More like being complacent. Mobile was a big miss when they declined Apple to make the CPU for their first iphone. But their complacency year after year from about 2015 on and their abandonment of their Larabee GPU project in early 2010s ruined their chances at an AI future. You cant be complacent in Tech.
 
You will be waiting years for that. Blackwell is sold out for the next 24 months. TSMC is the bottleneck.
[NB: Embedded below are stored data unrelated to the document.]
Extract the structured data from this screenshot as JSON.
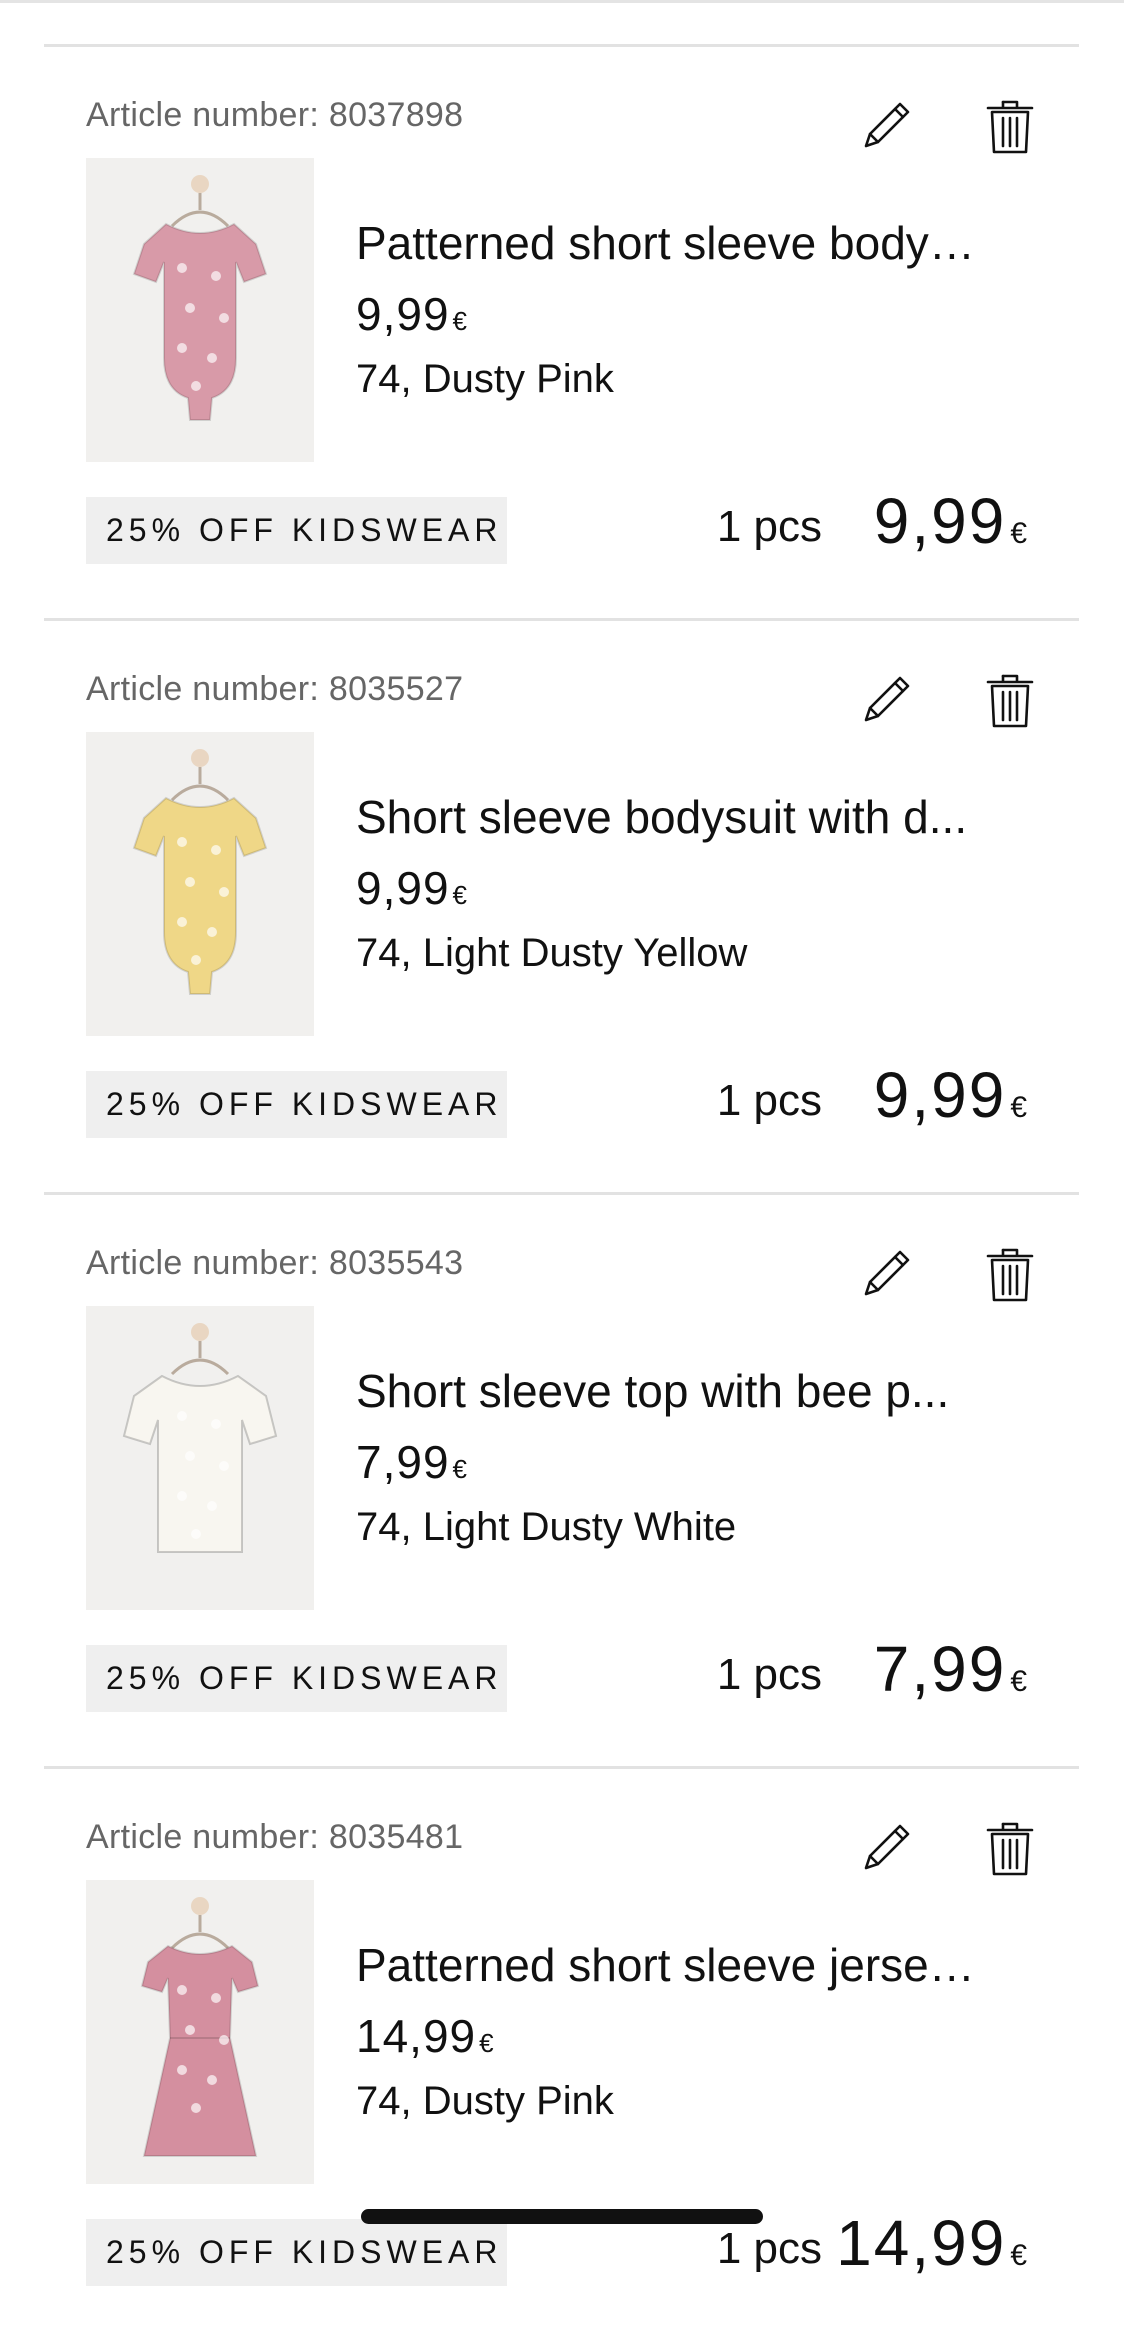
{
  "labels": {
    "article_prefix": "Article number:",
    "qty_suffix": "pcs"
  },
  "cart_items": [
    {
      "article_number": "Article number: 8037898",
      "name": "Patterned short sleeve bodysuit",
      "unit_price": "9,99",
      "currency": "€",
      "variant": "74, Dusty Pink",
      "promotion": "25% OFF KIDSWEAR",
      "quantity": "1 pcs",
      "line_total": "9,99",
      "garment_color": "#d89aa8",
      "print_icon": "daisy-print-icon"
    },
    {
      "article_number": "Article number: 8035527",
      "name": "Short sleeve bodysuit with d...",
      "unit_price": "9,99",
      "currency": "€",
      "variant": "74, Light Dusty Yellow",
      "promotion": "25% OFF KIDSWEAR",
      "quantity": "1 pcs",
      "line_total": "9,99",
      "garment_color": "#efd787",
      "print_icon": "duck-print-icon"
    },
    {
      "article_number": "Article number: 8035543",
      "name": "Short sleeve top with bee p...",
      "unit_price": "7,99",
      "currency": "€",
      "variant": "74, Light Dusty White",
      "promotion": "25% OFF KIDSWEAR",
      "quantity": "1 pcs",
      "line_total": "7,99",
      "garment_color": "#f8f6f0",
      "print_icon": "bee-print-icon"
    },
    {
      "article_number": "Article number: 8035481",
      "name": "Patterned short sleeve jersey...",
      "unit_price": "14,99",
      "currency": "€",
      "variant": "74, Dusty Pink",
      "promotion": "25% OFF KIDSWEAR",
      "quantity": "1 pcs",
      "line_total": "14,99",
      "garment_color": "#d48f9f",
      "print_icon": "daisy-print-icon"
    }
  ],
  "icons": {
    "edit": "pencil-icon",
    "delete": "trash-icon"
  },
  "colors": {
    "text": "#111111",
    "muted": "#666666",
    "badge_bg": "#efefef",
    "divider": "#e2e2e2"
  }
}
AI is not going anywhere anytime soon.
It can be sold out all it wants, if investors go "hey, where's my ROI or added lifetime value on what I've invested? You've plugged AI and gone on about it for years now, I want my returns for supporting you" and pull any allocated funding or threaten to not support other projects in return financially, the benefits to consumers and businesses are vague and while there are avenues like chatbots or existing techniques like machine learning for data analysis, those have relatively narrow scope and in a lot of cases its not delivering any profit / value (all investors care about, they don't care if its cool or helping the customer, especially if its some VC who just sees a company as an asset) and that's when plugs get pulled, like in the .com bubble
 
It can be sold out all it wants, if investors go "hey, where's my ROI or added lifetime value on what I've invested? You've plugged AI and gone on about it for years now, I want my returns for supporting you" and pull any allocated funding or threaten to not support other projects in return financially, the benefits to consumers and businesses are vague and while there are avenues like chatbots or existing techniques like machine learning for data analysis, those have relatively narrow scope and in a lot of cases its not delivering any profit / value (all investors care about, they don't care if its cool or helping the customer, especially if its some VC who just sees a company as an asset) and that's when plugs get pulled, like in the .com bubble
Forty years of neural nets and the best they can do is some pretty pictures; no wonder the aliens don't land, we must be the laughing stock of interstellar space.
Of course neural nets are nothing like a neuron. That hype came about when the connectionist models were almost dropped, and Grossburg figured he could fool the general public with such a name.
 
I am not sure where Techspot get there definition of "valuable" from but it is not the commonly used one in the English lanauage. Nvidia is definitely NOT the most valuable company in the world. It is a company with "the largest market capitalization in the world of publicly traded share companies" - in short form is has "the largest public capitalization". I agree it is not as "catchy" a phrase as "valuable" but at least it is the truth.